Пока — звучит гармоника, звенят песни.

VI

Прошло как будто и немного времени — каких-нибудь пять-шесть месяцев, — но за этот срок даже в глухих углах создались неожиданные, ослепительные карьеры, расцвели местные знаменитости. И не только расцвели, но, достигнув мыслимых вершин славы, успели уже и низвергнуться в пучину свиста и враждебных криков изменчивой толпы. Бурно-стремительный темп событий, как вихрь-круговорот, закружил в своем беге весь придорожный сор, вынес наверх куриное перо, солому, перекати-поле, клочок собачьей шерсти, забил пылью глаза и нос, наполнил свет шумом, мутью… Эффект значительный — и снова сор кругом, даже там, где доселе было опрятно и чисто…

Поначалу, в момент первых шагов революции, в пору гражданского ликования и гражданских празднеств, бразды правления и распоряжения у нас попали в руки сапожника Тулейкина. Именно он, доселе рядовой представитель сапожного цеха, неожиданно оказался человеком инициативы и собрал граждан — при первом известии о перевороте — на общественное молебствие. Именно он произвел сбор бумажных семиток и копеек в свой картуз на предмет посылки телеграфных приветствий разным учреждениям и лицам. И таким образом выдвинулся — в несколько необычном, но в условиях революционного времени всеми признанном звании «председателя общественных молебствий» — в вожди народа при дальнейшем «расширении и углублении» революции в наших местах.

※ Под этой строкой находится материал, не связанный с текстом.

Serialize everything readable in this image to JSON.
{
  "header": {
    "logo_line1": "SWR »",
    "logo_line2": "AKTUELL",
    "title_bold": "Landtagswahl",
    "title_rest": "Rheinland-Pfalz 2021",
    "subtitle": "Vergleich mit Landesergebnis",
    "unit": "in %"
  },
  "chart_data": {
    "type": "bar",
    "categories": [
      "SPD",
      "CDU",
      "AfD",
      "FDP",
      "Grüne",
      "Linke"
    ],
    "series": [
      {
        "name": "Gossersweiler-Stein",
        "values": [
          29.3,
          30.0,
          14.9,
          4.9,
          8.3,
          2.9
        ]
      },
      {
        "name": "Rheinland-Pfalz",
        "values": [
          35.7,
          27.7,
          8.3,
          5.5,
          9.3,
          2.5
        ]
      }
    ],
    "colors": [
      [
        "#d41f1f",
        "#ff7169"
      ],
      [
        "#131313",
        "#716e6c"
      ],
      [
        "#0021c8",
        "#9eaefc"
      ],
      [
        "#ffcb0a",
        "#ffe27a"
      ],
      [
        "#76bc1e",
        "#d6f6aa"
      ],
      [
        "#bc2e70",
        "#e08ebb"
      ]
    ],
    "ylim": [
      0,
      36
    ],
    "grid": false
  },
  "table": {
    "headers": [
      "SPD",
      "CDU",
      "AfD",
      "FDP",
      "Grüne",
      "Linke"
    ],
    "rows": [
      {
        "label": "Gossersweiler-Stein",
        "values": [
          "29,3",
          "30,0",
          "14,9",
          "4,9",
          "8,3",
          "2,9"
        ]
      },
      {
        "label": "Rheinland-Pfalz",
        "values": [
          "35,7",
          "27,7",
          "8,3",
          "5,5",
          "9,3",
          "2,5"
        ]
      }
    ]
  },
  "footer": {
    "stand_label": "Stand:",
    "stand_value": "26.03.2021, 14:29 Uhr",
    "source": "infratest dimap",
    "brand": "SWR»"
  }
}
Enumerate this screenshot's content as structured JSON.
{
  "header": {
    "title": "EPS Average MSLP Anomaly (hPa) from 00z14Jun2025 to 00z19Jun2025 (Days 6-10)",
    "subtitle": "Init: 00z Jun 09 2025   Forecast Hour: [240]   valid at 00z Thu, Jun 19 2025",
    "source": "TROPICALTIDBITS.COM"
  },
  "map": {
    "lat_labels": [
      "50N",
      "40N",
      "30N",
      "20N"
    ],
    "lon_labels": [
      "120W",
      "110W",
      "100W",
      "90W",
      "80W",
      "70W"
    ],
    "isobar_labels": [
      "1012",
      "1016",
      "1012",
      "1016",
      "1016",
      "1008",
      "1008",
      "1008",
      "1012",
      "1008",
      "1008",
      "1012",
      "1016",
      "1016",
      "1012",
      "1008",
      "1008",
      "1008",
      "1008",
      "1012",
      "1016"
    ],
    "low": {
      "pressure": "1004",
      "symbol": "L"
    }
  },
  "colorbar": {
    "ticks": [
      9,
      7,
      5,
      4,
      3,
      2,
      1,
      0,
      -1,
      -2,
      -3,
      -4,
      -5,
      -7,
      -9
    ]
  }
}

Это расширение и углубление началось с действий сравнительно невинных на посторонний взгляд — с манифестаций и молебствований. Но вскоре все присутственные места и все должностные лица, особенно начальники учебных заведений, увидели, что бремя нового режима порой столь же тяжко и неудобоносимо, как и злополучная <ноша> старого порядка. Чуть не через день все учреждения получали циркулярное предписание — за подписью «Председатель общественных молебствий Тулейкин» — пожаловать на молебствие сегодня на старой площади, завтра на базаре, на следующий день — в Воскресенской церкви… И так как уклонение, при повышенном настроении народной массы, руководимой Тулейкиным, могло быть истолковано как приверженность старому режиму, то директора и начальницы учебных заведений покорно выстраивали в пары своих питомцев, председатель суда отменял заседания, казначейство прекращало операции, магазины и торговые заведения — закрывались, и все граждане, без различия возрастов и положения, тянулись к указанному часу то на старую площадь, то на нижний базар.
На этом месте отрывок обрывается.